Jidori Chicken Nankotsu
Jidori Chicken Nankotsu [$6.50]
Cartilage came out delightfully crunchy, with a just-light-enough batter. The creamy sauce on the side worked as an accompaniment, as did a squirt of lemon.

Jidori Chicken Meat Ball 'Tsukune'
Jidori Chicken Meat Ball "Tsukune" [$3.00]
A soft, juicy meatball showed off a delicious combination of smoky, sweet, and savory flavors, and had some scallion mixed in there for contrast.

Pork Cheek
Pork Cheek [$10.50] | w/ Yuzu sauce
Tontoro displayed its signature texture, which combined crunchy, tender, and fatty into one thoroughly satisfying package. I also appreciated the smokiness imbued in the pork, while the yuzukosho gave up blasts of sour and spicy and salty that made for the perfect accent.

Jidori Omelet
Jidori Omelet [$8.00]
We ended with the tamagoyaki, a soft, fluffy preparation with a definite sweetness to it, as well as a noticeable brine. Be sure to make use of the provided daikon oroshi.
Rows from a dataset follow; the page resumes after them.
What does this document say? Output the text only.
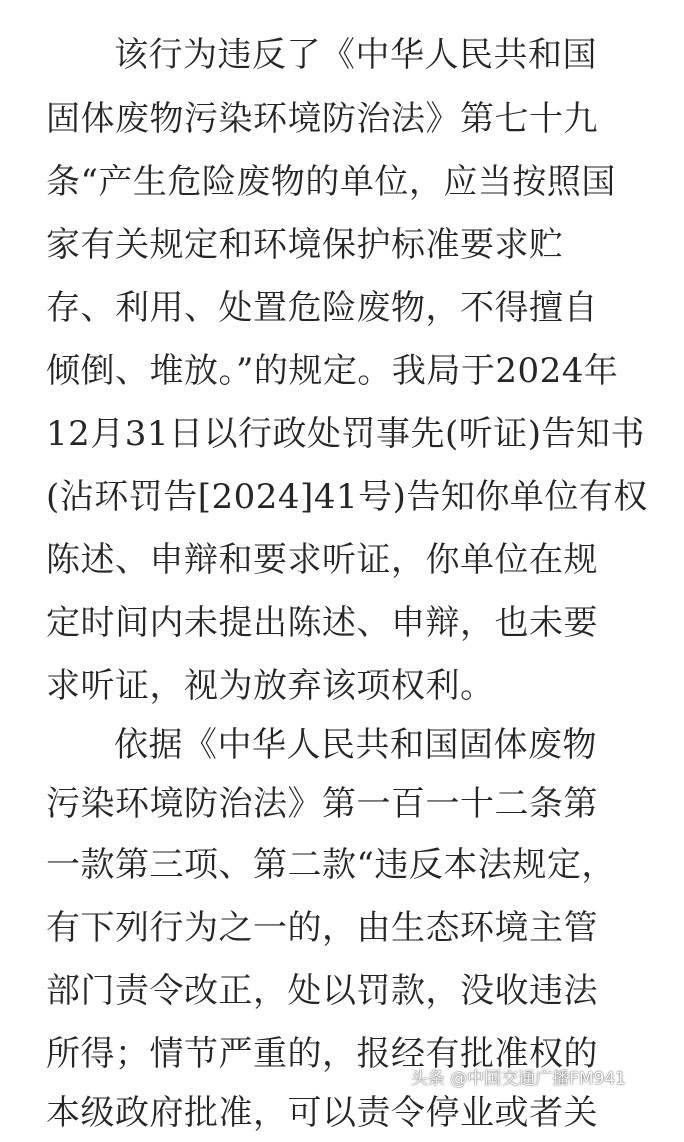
该行为违反了《中华人民共和国
固体废物污染环境防治法》第七十九
条“产生危险废物的单位，应当按照国
家有关规定和环境保护标准要求贮
存、利用、处置危险废物，不得擅自
倾倒、堆放。”的规定。我局于2024年
12月31日以行政处罚事先(听证)告知书
(沾环罚告[2024]41号)告知你单位有权
陈述、申辩和要求听证，你单位在规
定时间内未提出陈述、申辩，也未要
求听证，视为放弃该项权利。
依据《中华人民共和国固体废物
污染环境防治法》第一百一十二条第
一款第三项、第二款“违反本法规定，
有下列行为之一的，由生态环境主管
部门责令改正，处以罚款，没收违法
所得；情节严重的，报经有批准权的
本级政府批准，可以责令停业或者关
头条 @中国交通广播FM941
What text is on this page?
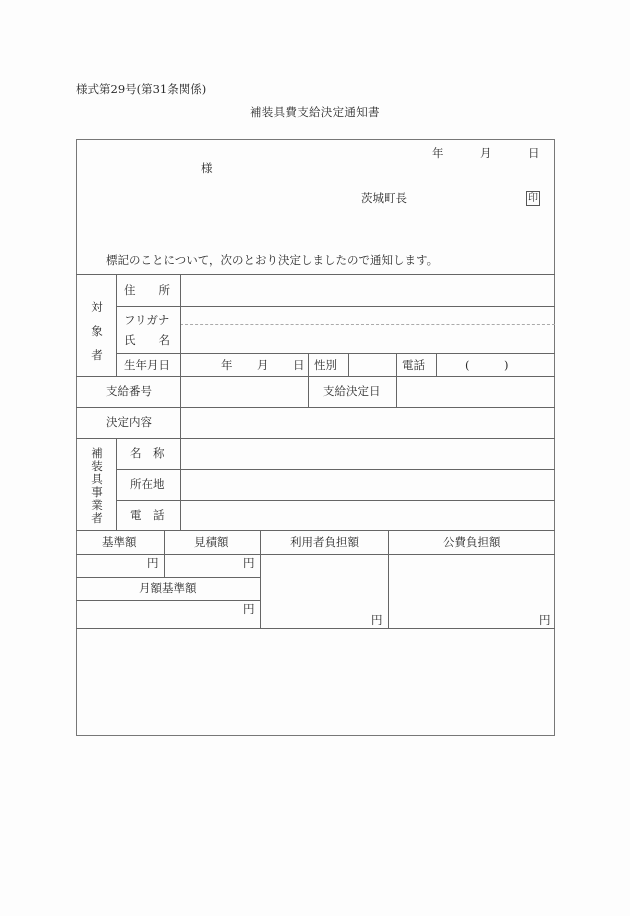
様式第29号(第31条関係)
補装具費支給決定通知書
年	月	日
様
茨城町長	印
標記のことについて，次のとおり決定しましたので通知します。
対
象
者
住　　所
フリガナ
氏　　名
生年月日	年 月 日 性別	電話	(　　　)
支給番号	支給決定日
決定内容
補
装
具
事
業
者
名　称
所在地
電　話
基準額	見積額	利用者負担額	公費負担額
円	円
月額基準額
円
円	円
We were in search of an izakaya experience, and Hachi delivered pretty much just what we were looking for. I found it hard to find too much fault with the food, and had no complaints with the service either. The place is often considered the prototypical example of its kind in the Torrance area, and I can see why. A very solid choice if you're seeking izakaya fare.